Au vu de ces informations, il est facile de comprendre que nombre de Roms de l’Est soient, plus que jamais, tentés par la perspective migratoire. Sédentarisation forcée, manque de perspectives économiques, atteintes aux droits les plus élémentaires et limites à l’exercice du droit d’expression contribuent, exclusivement ou en se combinant, à l’émergence de flux migratoires des régions pauvres vers les régions riches, de l’Est vers l’Ouest de l’Europe. Assez ténus dans les années 50, ces derniers montent en puissance au cours des décennies suivantes. Ils concernent d’abord un nombre important de Roms yougoslaves qui arrivent en Europe occidentale, essentiellement comme travailleurs immigrés dans le courant des années 60 et 70. Mais au cours des années 80, ces flux entraînent une population rom de plus en plus nombreuse en quête du droit d’asile pour des motifs politiques.

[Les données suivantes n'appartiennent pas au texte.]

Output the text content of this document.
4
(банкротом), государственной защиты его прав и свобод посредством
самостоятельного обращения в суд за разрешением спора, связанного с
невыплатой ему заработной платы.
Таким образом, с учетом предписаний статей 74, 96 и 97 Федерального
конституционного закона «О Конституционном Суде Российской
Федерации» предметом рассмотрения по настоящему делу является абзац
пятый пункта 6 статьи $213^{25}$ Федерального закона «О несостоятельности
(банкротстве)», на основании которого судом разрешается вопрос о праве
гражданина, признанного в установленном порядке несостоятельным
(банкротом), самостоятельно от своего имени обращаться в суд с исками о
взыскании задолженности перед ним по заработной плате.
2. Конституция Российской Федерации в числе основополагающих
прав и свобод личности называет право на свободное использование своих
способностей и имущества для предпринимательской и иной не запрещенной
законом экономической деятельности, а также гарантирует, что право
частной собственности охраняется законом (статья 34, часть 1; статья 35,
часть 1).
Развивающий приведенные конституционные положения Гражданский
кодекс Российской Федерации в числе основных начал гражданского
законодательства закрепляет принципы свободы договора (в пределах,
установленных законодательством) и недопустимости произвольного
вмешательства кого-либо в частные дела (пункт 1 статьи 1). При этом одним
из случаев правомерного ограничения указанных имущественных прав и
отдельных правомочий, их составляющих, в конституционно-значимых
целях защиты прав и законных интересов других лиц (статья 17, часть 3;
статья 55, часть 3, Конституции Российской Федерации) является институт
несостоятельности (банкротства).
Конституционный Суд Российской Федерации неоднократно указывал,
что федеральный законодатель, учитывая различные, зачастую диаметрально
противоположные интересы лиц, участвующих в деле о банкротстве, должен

Depuis 1990, l’apparition des Roms de l’Est est qualifiée d’invasion massive, de vague déferlante migratoire, de course éperdue vers l’Eldorado, et expliquée autant par l’absence de perspectives économiques dans les pays d’origine que par une exclusion sous l’effet de poussées ultranationalistes locales. Divers procédés ont été mis en place par les pouvoirs publics occidentaux et les grandes organisations internationales pour tenter d’endiguer ce mouvement : obligation de visa maintenue pour entrer dans les pays de l’Union européenne (avant les ouvertures récentes), refoulement aux frontières, rapatriements individuels ou collectifs, financements de programmes de rénovation de l’habitat, de formation professionnelle, de scolarisation, d’expériences de développement communautaire dans les pays d’origine… Et pourtant, les Roms originaires de l’Est ne cessent de parcourir l’Ouest.

Aujourd’hui, nombre de familles roms originaires de l’Est (notamment celles qui ont pu bénéficier de l’asile politique) sont installées dans diverses villes de l’Europe occidentale. Souvent, leurs membres n’entretiennent plus que des relations épisodiques avec le pays de départ. Des enfants naissent puis grandissent dans un environnement culturel différent de celui que connaissent toujours leurs lointains parents, se marient avec d’autres jeunes issus de la même immigration qu’eux. Parfois, une période de pérégrination succède à une période de stabilisation. Des familles changent de ville, parfois même de pays. D’autres mouvements sont plutôt pendulaires. Ils peuvent être le fait de quelques hommes (par exemple, des musiciens tentés par l’argent qu’ils pourraient tirer de quelques prestations de rue) ou de groupes familiaux venus faire des travaux dans la construction ou les saisons dans les régions méditerranéennes, puis repartant à l’Est.

Quoi qu’il en soit, les sociétés qui reçoivent les Roms migrants ne font guère dans la nuance. Pratiquant allègrement l’amalgame, elles ne voient souvent en eux que des affairistes mafieux, des gens qui n’ont plus à craindre l’arbitraire xénophobe dans leur pays d’origine ou, au mieux, des personnes déplacées à l’occasion des conflits régionaux. Bref, des gens qui ne peuvent être admis dans un pays d’accueil qu’à titre temporaire, voire des illégaux à renvoyer. Plus d’une famille se retrouve alors ballottée entre un pays qui n’en veut plus et d’autres pays qui n’en veulent pas.